Every message received by a mix node also carries a length of time to delay before passing it on. This length of time is chosen independently for each 'hop' by selecting from an exponential variable with parameter \(\mu\), where \(\mu\) is a global value throughout the entire system. The choice of selecting from an exponential variable has a very useful property: the memoryless property. This ensures that if there are N messages waiting in a mix node, a GPA does not have any information about which message will come out next regardless of the order in which they arrived.

The parameter \(\mu\) can be tuned to ensure latency is low.

(n-1) Attack

If we have a strong adversary who can control traffic flow in the network, new attack vectors become open to them. One such vector is an (n-1) attack. This is when the adversary will block all but one target message from entering a mix node. They can then observe the message coming out of the mix node and track it's path through the system. To defend against this, Loopix has the mix nodes send loop traffic at regular intervals. These are cover messages which start and end at the same mix node. If the mix node detects that it has stopped receiving the loop traffic it is sending to itself, it can either stop emitting messages altogether, or generate cover traffic so that once again the target message is 'lost'.

Conclusion

The repeated idea behind the improvements of Loopix upon the original design is the adding of noise where none was originally present, and in doing so reducing the information available to an observer of the system.

One might be reminded of the following:

This passage in HPMOR:

"Well," Harry said, as their shoes pattered across the tiles, "I can't just go around saying 'no' every time someone asks me about something I haven't done. I mean, suppose someone asks me, 'Harry, did you pull the prank with the invisible paint?' and I say 'No' and then they say 'Harry, do you know who messed with the Gryffindor Seeker's broomstick?' and I say 'I refuse to answer that question.' It's sort of a giveaway."

The theories on Russian politician Vladislav Surkov's managed democracies:

Surkov turned Russian politics into a bewildering, constantly changing piece of theater. He sponsored all kinds of groups, from neo-Nazi skinheads to liberal human rights groups. He even backed parties that were opposed to President Putin.

But the key thing was, that Surkov then let it be known that this was what he was doing, which meant that no one was sure what was real or fake. As one journalist put it: "It is a strategy of power that keeps any opposition constantly confused."

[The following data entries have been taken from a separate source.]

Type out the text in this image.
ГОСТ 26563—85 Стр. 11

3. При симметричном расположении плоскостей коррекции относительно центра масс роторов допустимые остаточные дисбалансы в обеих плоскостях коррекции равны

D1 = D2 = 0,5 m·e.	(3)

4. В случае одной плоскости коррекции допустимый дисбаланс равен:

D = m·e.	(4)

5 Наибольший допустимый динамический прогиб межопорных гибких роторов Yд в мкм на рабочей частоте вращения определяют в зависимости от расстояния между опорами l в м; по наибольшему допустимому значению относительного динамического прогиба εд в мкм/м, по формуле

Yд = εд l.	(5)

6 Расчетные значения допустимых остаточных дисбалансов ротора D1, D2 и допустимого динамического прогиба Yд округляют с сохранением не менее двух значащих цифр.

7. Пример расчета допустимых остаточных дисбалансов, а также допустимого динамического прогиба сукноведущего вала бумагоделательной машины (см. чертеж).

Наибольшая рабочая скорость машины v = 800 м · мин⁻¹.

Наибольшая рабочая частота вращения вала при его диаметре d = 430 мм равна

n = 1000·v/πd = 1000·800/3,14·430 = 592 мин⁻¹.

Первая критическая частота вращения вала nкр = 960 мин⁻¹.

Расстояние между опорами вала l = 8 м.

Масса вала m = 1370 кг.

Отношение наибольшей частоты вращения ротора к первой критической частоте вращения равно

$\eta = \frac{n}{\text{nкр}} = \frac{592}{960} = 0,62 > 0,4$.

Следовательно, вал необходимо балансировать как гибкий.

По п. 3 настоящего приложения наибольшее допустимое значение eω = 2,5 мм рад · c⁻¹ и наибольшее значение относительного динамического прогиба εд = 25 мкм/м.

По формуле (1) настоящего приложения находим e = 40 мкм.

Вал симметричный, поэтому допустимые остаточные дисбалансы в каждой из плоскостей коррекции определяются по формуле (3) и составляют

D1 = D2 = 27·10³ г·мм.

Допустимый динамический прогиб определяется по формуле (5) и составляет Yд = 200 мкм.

Military transport techniques:

[I]n the 1970s the United States and the Soviet Union sought to limit the number of nuclear missiles they both had through cooperation and inspection while maintaining security guarantees. A large part of one of the major initiatives involved shuttling Minuteman missiles about in a field of silos to preclude successful first-strike attacks directly on all available missiles. The plan also included techniques for communicating to the adversary an authenticated, integrity-protected report from each silo. The report indicated whether a missile was in the silo or not, but without the adversary being able to determine which silo the report was from (except by silo-unique but random identifier). In a field of 1000 missile silos, the adversary could be sure that exactly 100 would be occupied but would not know which ones were occupied. Note that this anonymity system used “dummy packets” in the form of huge “transportainer” trucks continually shuttling either actual missiles or dummy loads between silos. Talk about system overhead!

Sources


  1. In reality, an adversary could construct their own version of the decryption function by performing a preimage attack. If they knew in advance what sort of message is likely to be sent from \(i\) to \(j\) then they could create a dictionary of encrypted values using the public encryption function of \(j\) and the corresponding raw message. When they intercept an encrypted message, they can see if it is present in their dictionary. A form of resistance against this sort of attack is to prepend a random string of known fixed sized to message that is being sent. The recipient can discard the nonsense prefix. This creates a lot of extra work for the adversary as they would have to compute the encrypted messages for a possibly infeasible amount of prefixes. [return]
  2. In the original paper, it is suggested they are lexicographically sorted before sending out. Either will work! [return]